In pharma/biotech’s:

  • At affiliate / country level:
    • Health Technology Assessment – Health Economist or HTA specialist
    • Value Demonstration
    • Governmental / Public affairs
  • National Pricing
  • At corporate / global level:
    • Health Economics modelling
    • HEOR Evidence Generation
    • Value Strategy
    • Product Launch

Depending on the company, its structure and therapeutic areas, there would be some mix and match and they will all have different titles.


Describe your ideal candidate – what do they look like?

In terms of skills, the ideal candidates vary depending on whether the client is from a consultancy/CRO background, or a pharmaceutical company background.

For consulting/CRO roles, we look for candidates who have been in touch with the client and can manage expectations, advise on best methodology/strategy and win more business. They need to be effective at managing projects and they need to have worked on the relevant deliverables (build Markov models from scratch from modelers, developed GVD/HTA dossier for value comms, etc).

For pharmaceutical companies it is about finding people who know how to interact, educate and negotiate with different stakeholders (internal and external), again have good project management skills, understand strategy and manage external consultants for the delivery of the different necessity tools. They need to have strong negotiation and presentation skills to represent the brand externally, whilst understanding the trends of the market with a local, regional or global scope.

A good candidate will also be somebody who has shown a level of stability in their career, but is ambitious and committed enough to want to drive their own personal aspirations forward. One interesting attribute is somebody with a good memory! We have people who have to balance a large number of projects, tasks and knowledge, so that is certainly something that comes in handy.

The way we like to work with all people at SEC is to treat them as we want to be treated, which is why for us any relationship we build – whether that’s candidate or employer focused – is based on the values of trust, honesty, integrity and commitment. If we give that to our candidates then we also find we get that in return. That’s why quite often we find that our candidates will eventually become our clients too, as we look to place roles for them.


What have you seen happening in the space in recent years and how will it be changing moving forward?

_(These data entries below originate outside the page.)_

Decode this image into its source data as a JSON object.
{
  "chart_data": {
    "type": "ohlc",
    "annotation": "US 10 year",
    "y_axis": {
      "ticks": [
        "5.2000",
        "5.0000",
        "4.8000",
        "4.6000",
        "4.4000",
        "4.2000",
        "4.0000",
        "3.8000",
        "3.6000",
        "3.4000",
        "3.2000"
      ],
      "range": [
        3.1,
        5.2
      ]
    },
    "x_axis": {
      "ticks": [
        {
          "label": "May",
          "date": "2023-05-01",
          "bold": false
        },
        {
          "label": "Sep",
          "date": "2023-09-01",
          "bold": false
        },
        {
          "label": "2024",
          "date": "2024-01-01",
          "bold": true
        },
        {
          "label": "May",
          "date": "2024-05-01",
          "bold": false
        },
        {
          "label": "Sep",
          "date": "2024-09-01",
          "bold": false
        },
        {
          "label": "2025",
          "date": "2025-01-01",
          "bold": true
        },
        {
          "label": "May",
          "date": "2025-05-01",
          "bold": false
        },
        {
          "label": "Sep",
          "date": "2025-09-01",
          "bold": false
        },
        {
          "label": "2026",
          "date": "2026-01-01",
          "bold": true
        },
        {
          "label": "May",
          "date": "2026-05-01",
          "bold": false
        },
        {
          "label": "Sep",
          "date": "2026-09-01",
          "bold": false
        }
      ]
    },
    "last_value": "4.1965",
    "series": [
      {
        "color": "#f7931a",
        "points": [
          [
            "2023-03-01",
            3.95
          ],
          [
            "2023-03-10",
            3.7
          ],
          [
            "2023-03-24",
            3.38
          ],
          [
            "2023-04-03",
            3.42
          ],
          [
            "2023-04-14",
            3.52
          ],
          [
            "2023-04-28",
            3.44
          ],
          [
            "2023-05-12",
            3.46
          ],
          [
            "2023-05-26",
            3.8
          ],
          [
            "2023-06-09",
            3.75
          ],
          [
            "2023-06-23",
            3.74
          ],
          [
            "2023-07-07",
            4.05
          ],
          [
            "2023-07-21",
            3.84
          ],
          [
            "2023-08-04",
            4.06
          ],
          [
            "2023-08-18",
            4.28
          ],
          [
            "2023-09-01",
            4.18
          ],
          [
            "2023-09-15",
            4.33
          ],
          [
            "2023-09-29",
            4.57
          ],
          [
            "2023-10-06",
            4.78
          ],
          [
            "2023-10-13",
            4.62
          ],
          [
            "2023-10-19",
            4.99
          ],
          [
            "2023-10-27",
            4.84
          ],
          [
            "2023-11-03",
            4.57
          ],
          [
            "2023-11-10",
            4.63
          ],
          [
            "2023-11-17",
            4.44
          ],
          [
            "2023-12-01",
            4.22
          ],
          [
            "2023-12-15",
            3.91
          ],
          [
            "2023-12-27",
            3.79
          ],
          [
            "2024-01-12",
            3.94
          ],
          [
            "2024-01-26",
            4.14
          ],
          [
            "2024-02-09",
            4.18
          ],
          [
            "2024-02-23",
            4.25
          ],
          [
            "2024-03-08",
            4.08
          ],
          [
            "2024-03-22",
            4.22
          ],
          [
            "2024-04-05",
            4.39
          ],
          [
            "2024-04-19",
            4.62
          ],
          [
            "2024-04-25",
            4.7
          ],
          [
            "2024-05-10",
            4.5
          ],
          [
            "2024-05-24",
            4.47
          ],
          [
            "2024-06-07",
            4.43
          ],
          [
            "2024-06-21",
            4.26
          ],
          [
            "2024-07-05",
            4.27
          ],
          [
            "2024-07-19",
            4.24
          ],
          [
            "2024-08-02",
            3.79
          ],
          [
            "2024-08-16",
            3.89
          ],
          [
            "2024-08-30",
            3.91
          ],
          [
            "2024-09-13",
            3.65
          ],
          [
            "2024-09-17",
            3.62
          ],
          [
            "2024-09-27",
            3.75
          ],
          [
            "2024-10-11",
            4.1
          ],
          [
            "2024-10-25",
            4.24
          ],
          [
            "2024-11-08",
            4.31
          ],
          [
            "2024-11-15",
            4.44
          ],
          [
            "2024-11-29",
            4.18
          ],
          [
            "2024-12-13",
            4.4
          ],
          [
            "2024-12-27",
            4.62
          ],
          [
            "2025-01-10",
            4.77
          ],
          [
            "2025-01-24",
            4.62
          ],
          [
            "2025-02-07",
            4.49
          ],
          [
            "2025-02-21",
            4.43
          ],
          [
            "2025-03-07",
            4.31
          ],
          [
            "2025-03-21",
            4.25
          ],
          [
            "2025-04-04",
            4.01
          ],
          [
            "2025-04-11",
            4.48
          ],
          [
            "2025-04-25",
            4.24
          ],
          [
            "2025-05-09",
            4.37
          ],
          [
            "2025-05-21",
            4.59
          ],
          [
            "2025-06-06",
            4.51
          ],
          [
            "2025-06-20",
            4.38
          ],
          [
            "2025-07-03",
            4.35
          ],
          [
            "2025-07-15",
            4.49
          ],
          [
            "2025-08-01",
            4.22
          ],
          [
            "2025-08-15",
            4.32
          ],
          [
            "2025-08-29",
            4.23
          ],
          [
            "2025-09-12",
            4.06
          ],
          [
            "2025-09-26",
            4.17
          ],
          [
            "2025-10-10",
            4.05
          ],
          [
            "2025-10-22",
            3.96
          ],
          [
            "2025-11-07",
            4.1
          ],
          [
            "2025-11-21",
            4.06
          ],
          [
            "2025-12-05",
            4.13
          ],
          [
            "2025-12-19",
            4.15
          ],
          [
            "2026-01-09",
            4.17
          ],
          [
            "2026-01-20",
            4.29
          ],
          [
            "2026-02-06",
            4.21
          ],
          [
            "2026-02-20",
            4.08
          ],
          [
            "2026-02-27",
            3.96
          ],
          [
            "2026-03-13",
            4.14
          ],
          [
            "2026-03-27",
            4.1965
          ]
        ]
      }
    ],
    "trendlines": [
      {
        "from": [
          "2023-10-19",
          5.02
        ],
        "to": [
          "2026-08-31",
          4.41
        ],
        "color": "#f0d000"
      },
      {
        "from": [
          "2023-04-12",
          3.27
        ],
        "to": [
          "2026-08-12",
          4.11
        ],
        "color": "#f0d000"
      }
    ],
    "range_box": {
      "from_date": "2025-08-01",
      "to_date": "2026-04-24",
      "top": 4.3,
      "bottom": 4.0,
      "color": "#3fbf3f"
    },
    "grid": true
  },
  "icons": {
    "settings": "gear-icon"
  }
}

In the last 15 years Market Access went from a very marketing-centred discipline to a highly regulated one. Now HEOR/PRMA experts make up a more scientific element of the commercial team.

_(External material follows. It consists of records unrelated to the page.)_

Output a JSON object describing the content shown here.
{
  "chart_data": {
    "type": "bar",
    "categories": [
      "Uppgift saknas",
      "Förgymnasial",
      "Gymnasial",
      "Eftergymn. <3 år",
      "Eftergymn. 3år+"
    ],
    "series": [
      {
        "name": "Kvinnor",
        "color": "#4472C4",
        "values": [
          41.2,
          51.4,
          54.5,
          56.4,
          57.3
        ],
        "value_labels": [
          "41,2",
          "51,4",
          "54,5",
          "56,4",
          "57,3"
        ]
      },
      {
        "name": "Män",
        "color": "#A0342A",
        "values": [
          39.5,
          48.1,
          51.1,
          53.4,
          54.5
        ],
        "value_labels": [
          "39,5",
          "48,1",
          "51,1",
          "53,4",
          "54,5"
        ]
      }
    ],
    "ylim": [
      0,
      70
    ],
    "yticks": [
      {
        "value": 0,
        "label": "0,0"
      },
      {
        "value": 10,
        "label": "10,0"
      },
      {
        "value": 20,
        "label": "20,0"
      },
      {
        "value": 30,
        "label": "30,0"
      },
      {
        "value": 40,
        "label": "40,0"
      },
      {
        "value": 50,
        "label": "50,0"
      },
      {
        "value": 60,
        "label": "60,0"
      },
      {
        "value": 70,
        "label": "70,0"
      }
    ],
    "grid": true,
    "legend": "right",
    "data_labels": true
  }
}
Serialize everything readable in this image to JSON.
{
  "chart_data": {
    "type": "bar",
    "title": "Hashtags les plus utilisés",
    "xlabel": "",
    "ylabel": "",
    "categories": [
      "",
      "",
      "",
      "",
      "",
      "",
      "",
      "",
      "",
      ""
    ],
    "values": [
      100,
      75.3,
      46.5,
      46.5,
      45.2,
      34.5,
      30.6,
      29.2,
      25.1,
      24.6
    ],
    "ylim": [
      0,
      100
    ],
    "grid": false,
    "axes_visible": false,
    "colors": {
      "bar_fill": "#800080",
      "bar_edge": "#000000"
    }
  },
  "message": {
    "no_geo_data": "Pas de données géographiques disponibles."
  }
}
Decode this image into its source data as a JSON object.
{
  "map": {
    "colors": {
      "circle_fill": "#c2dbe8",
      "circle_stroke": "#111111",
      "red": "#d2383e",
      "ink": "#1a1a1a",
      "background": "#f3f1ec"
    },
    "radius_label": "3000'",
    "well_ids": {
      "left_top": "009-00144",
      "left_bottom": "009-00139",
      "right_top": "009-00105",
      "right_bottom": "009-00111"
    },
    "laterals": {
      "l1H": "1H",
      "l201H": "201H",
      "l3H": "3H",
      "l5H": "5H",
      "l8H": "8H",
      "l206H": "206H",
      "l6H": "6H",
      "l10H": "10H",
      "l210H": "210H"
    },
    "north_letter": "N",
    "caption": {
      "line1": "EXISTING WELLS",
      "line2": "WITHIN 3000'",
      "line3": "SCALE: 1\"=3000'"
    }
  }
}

In Europe, as governments are struggling to reduce spending (but also in an effort to mitigate the postcode lottery i.e. access to the best drugs only in rich areas), a lot of guidelines and industry bodies have been put in place to ensure that the technologies they are paying for (reimbursing) are available to all nationally, as well as being cost-effective. This therefore creates a brand new kind of professional with matching training/degrees available in different universities.

The shift of focus to HEOR/Market Access has been quite spectacular. In the last five years alone we have seen a lot of “boutique”/ specialised consulting firms being purchased one after the other by the larger CROs, who have realised that they could not compete with them when trying to start a highly specialised department completely from scratch within their own business. So acquisition of these organisations by the bigger players was perhaps always natural.

Similarly, on the industry side we have seen pharmaceutical companies heavily invest in those business units, sometimes going from zero to ten team members in that very same time frame but still outsourcing a lot of the work to consulting.

The demand has therefore risen much faster than was possible to train the relevant candidates, making the recruitment of those specialists a real struggle, as the talent simple has not been in the market in the volumes needed. Within the next five years as more well-trained and experienced candidates become available, the pressure of recruiting good people will perhaps reduce slightly, but I believe that it will always be a candidate driven market due to the specialist nature and skills of the people that exist. Only time will tell.